München leuchtet mit einem Brillantfeuerwerk der Kunst. 850 Jahre München – das ist ein wunderbarer Anlass zum Feiern. München leuchtet. Wie oft haben Sie diesen Satz schon gehört! Wie oft wird er für die verschiedensten Aspekte der „Weltstadt mit Herz“ bemüht! Erfunden hat dieses „Markenzeichen“ kein Marketingexperte, sondern Thomas Mann. Zu Beginn der Novelle Gladius Dei (1903) heißt es:

„Die Kunst blüht, die Kunst ist an der Herrschaft, die Kunst streckt ihr rosenumwundenes Szepter über die Stadt hin und lächelt. Eine allseitige respektvolle Anteilnahme an ihrem Gedeihen, eine allseitige, fleißige und hingebungsvolle Propaganda in ihrem Dienste, ein treuherziger Kultus der Linie, des Schmuckes, der Form, der Schönheit obwaltet … München leuchtet.“

Es ist also die Kunst, die Kultur mit ihrer eigenständigen Kraft, die hier gemeint ist. Das ist auch der Anlass, der uns heute im Haus der Kunst zusammenführt. 11 Unternehmen, 11 Sammlungen, eine Ausstellung. Das ist ganz und gar ungewöhnlich. Nicht dass sich Unternehmen auch für die Kunst engagieren ist ungewöhnlich, aber dass sich Sammler zeitbegrenzt zu einer großen Wirkung zusammenfinden, ein Kartell der Kunst im besten Sinn bilden und damit bei gleichzeitiger Sichtbarkeit der individuellen Profile einen gemeinsamen Willen mit dieser Ausstellung zum Ausdruck bringen, das ist ungewöhnlich. Und es geht noch weiter! 11 Unternehmen mit ihren 11 Sammlungen begeben sich ohne Schutz und Sicherheitsnetz in die radikale Hand von unabhängigen Kuratoren. Die Sammlungen werden zu einem Kontinuum gefügt, werden dann neu interpretiert und in neue Zusammenhänge gebracht. Vor Überraschungen ist niemand sicher, weder die Unternehmen noch das Publikum. Aber das ist das Mandat der Kunst, Bewegung in das Gewohnte zu bringen, neu zu sehen, riskant zu sein. Das Ausgewählte der Sammlungen wird in einem neuen Prozess zum Erwählten der Ausstellung. Vielleicht beginnt mit dieser Form der Fokussierung unterschiedlicher Sammlungen eine neue Art der Vermittlung privater institutioneller Sammlungen. Ich würde es mir wünschen, denn damit wird auf intelligente, manchmal auch provozierende Art ein großes Potential öffentlich erschlossen.
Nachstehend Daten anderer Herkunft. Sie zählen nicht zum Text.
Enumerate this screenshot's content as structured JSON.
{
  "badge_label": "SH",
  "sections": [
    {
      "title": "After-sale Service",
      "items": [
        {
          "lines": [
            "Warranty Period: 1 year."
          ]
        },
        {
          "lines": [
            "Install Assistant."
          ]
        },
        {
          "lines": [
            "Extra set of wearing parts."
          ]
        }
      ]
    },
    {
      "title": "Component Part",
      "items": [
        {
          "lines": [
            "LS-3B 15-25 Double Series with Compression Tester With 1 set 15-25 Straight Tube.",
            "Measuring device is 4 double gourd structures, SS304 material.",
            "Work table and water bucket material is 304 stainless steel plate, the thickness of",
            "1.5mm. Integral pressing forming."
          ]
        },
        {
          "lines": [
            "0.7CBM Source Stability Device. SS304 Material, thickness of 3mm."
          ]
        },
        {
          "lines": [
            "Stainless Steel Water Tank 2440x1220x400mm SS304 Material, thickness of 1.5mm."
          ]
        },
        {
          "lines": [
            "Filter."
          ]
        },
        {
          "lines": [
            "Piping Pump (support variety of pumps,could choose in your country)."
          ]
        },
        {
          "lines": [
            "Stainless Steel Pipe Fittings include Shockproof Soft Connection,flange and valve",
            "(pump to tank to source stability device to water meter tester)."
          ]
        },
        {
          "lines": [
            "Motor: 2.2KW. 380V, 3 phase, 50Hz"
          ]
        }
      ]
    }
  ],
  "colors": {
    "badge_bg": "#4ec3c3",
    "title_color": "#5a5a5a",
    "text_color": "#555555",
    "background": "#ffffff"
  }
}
Zu Beginn des 20. Jahrhunderts war München in mehrfacher Hinsicht ein Zentrum der Künste: Die über Jahrhunderte währende Bautätigkeit und Sammelleidenschaft des Hauses Wittelsbach hat prachtvolle Baudenkmäler und die großen Kunstsammlungen ermöglicht. Die Emanzipation des eher konservativen Großbürgertums führte zu einem hohen Engagement in der Förderung der klassischen Künste der Antike, der Renaissance und der Wissenschaft. Aber es gab auch kosmopolitische Sammler wie das Ehepaar Sternheim, das sich für Matisse und van Gogh einsetzte oder Bernhard Koehler, der die Werke des „Blauen Reiters“ und die französische Kunst schätzte, heute ein wichtiger Grundstock des Münchener Lenbachhauses. Darüber hinaus galt, dass kaum eine deutsche Stadt den Malern, den Schriftstellern, den Musikern, den Theaterleuten mehr zu verdanken hat als München. Ob die Stadt das immer gewürdigt hat? Frank Wedekind, der lange in München gelebt hat, meinte, alles Gute im Bereich der Kunst geschehe in München trotzdem – ein böses Wort, aber auch ein anerkennendes Wort.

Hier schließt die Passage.